Since the Act was passed in 1968, HUD has accepted discrimination complaints through its administrative complaint process, but for 20 years it could only offer conciliation and if a respondent refused, HUD had no authority to conduct an investigation. HUD could also refer complaints to state and local government agencies that enforce substantively similar fair housing laws. It was only after the passage of the 1988 amendments to the Act that HUD gained the authority to take actual enforcement actions in administrative complaints. Thus, for a large portion of the Act’s existence, fair housing enforcement by the federal government has had virtually no teeth (except in large scale pattern and practice suits brought by the Department of Justice). The Reagan administration and Congress came to recognize that effective abatement of discrimination could not rely solely upon the willingness of victims of discrimination or local, state, and federal government agencies to enforce the law. President Reagan signed into law the Housing and Community Development Act of 1987, which established the Fair Housing Initiatives Program (FHIP). FHIP supports a network of private, non-profit fair housing enforcement agencies to advance compliance with the Fair Housing Act, filling the gap of fair housing enforcement not met by government agencies.

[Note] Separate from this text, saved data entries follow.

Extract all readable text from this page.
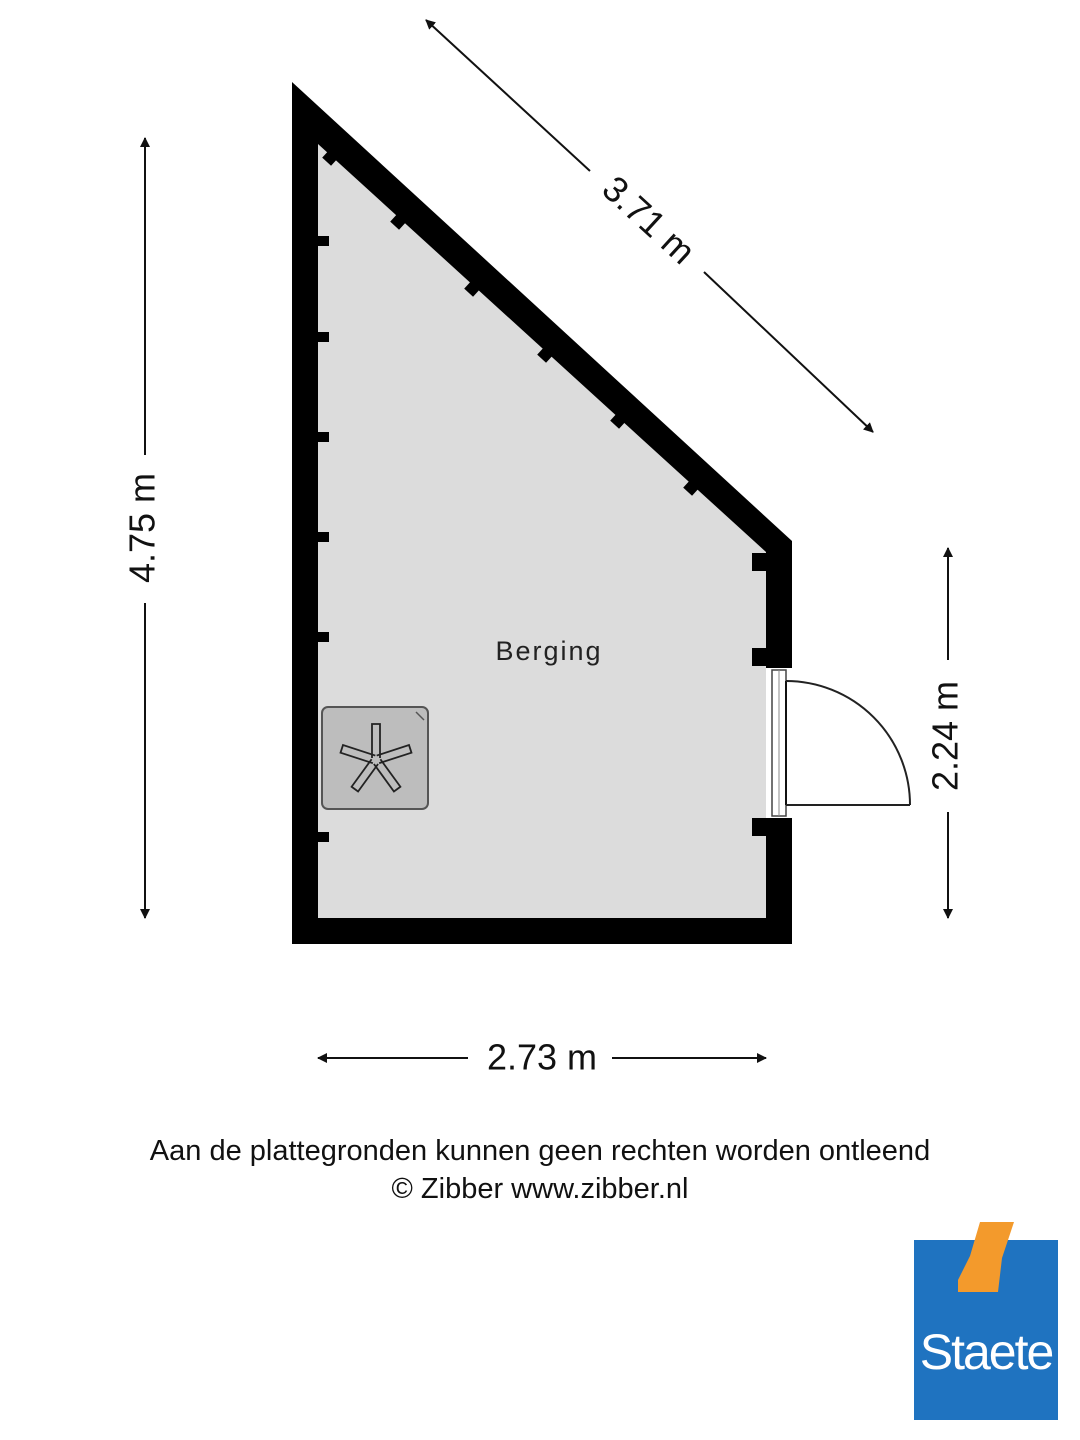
Berging
3.71 m
4.75 m
2.24 m
2.73 m
Aan de plattegronden kunnen geen rechten worden ontleend
© Zibber www.zibber.nl
Staete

Institutional challenges continue to render HUD enforcement largely ineffective. In 2008, national civil rights organizations convened a bipartisan Commission on Fair Housing to analyze the strengths and weaknesses of the Fair Housing Act on its 40th birthday. The Commission–co-chaired by former HUD Secretaries Jack Kemp and Henry Cisneros–heard testimony from fair housing practitioners, academics, attorneys, and community groups in five cities to gather information about fair housing enforcement and the persistence of residential segregation.
Perhaps the most sweeping recommendation of the Commission’s report was to make HUD’s Office of Fair Housing and Equal Opportunity (FHEO) an independent agency responsible for enforcement and implementation of the Act. As currently structured, the primary enforcer of the Fair Housing Act, HUD, is also expected to police its own fair housing compliance. Yet, an inherent conflict of interest arises when FHEO must police its program office counterparts within HUD, whose responsibility it is to deliver grants to local and state governments and public housing authorities, leaving effective enforcement and compliance at the mercy of competing interests within the agency. Perhaps not surprisingly, HUD’s own programs have been criticized for perpetuating racially concentrated poverty.
Amending the Fair Housing Act to protect people with criminal records and those who use Housing Choice Vouchers would restrict some of the proxy discrimination that occurs in the marketplace, but the larger institutional challenges of fair housing enforcement–most fundamentally, the placement of enforcement authority at HUD–continue to fuel the flames of residential segregation.